காய்ச்சியதோர் நறும்பாலில் சீனி சேர்த்துக்
கற்கண்டுப் பொடிதூவிக் களிப்பி னோடே
ஆச்சியவள் முலைப்பாலி னருமை கூட்டி
அதனோடே குங்குமப்பூக் கமகம் கூட்டித்
காய்ச்சியவள் காத்தாயி உமையா என்னை
சாவித்ரீ காயித்ரீ சகல மாதா
பாய்ச்சியவள் பாதத்தே பகிர்ந்திட் டாயேல்
பாகமடா பகற்கனவும் பலிக்கும் பாரே
Kaaychiyathor narumpaalil cheeni serththuk
Karkandup podiththoovik kalippi nodae
Aachchiyaval mulaippaali narumai kootti
Athannodae kungumappook kamagam koottith
Kaaychiyaval kaaththaayi umaiyaa ennai
Saavithree kaayithree sagala maathaa
Paaychiyaval paathaththae pakirnthid taayael
Paagamadaa pakarkanavum palikkum paarae.
Into some fragrant milk that has been boiled, add sugar;
sprinkle powdered rock-candy, and (do it) with delight.
Add the preciousness of that chaste woman’s breast-milk;
along with that, add saffron-flower and “kamakam” (a fragrant substance).
She who boiled it—Kaathayi, Uma—to me,
Savitri, Gayatri, the Mother of all:
if you portion it out / distribute it at the feet of the one who poured (it),
it becomes a boon—see, even day-dreams will bear fruit.
Prepare a sweet, perfumed milk-mixture: boiled fragrant milk, sweetened with sugar and rock-candy, enriched with the ‘value’ of maternal/breast-milk, and scented with saffron and an added fragrance (“kamakam”).
Recognize the one who ‘cooks’ and ‘bestows’ it as Shakti herself—Kaathayi/Umai, Savitri/Gayatri, the universal Mother. If the prepared portion is offered and shared at her feet (or at the feet of the one through whom her grace flows), it turns into an efficacious ‘pākam’ (cooked elixir/boon): even what seems merely imagined in daylight is said to become attainable.
On the surface the verse reads like a recipe for a milk-based offering (or medicine): milk boiled, sweeteners added, then rare/precious additives (breast-milk; saffron; a fragrance). In Siddhar diction, however, “pākam” (the cooked syrup/elixir) often also signals an alchemical or yogic ‘cooking’—a transformation produced by heat/tapas, concentration, and grace.

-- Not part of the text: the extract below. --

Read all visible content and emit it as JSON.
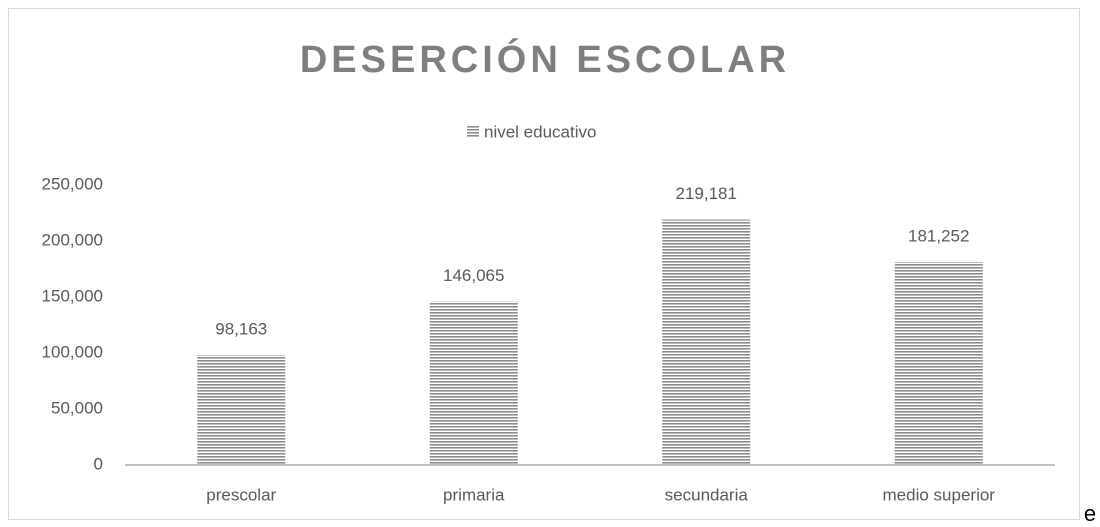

The ingredients can be read in two simultaneous registers: 1) Ritual/medicinal: sweetened milk with aromatic substances resembles prasāda or a strengthening tonic; breast-milk is portrayed as the pinnacle of nourishment and tenderness (“arumai”—rarity/value). 2) Inner-yogic/alchemical: “milk” can hint at refined essence (ojas/amṛta-like nourishment), “sweetness” at bliss (ānanda) and the softening of inner austerity, aromatics (saffron/musk-like scent) at subtle ‘fragrance’—the sign of purified nāḍi/prāṇa and sanctified body. The repeated stress on “boiling/cooking” points to the necessity of heat: disciplined practice that ‘matures’ raw substances into a potent essence.
The goddess-list—Kaathayi (often a local fierce/guardian Mother), Uma (Śakti as Pārvatī), Savitri and Gayatri (mantra-deities linked with solar intelligence and transformative chanting), “Sakala Mātā” (Mother of all)—frames the entire preparation as dependent on Śakti. Offering “at the feet” indicates surrender, grounding, and transmission: the efficacy is not merely chemical, but granted through devotion/lineage contact. The concluding promise that “even daytime dreams will bear fruit” can be read as (a) worldly wish-fulfillment through divine favor, or (b) siddhi-like potency where intention, mantra, and matured inner essence converge to make the ‘unreal’ become real.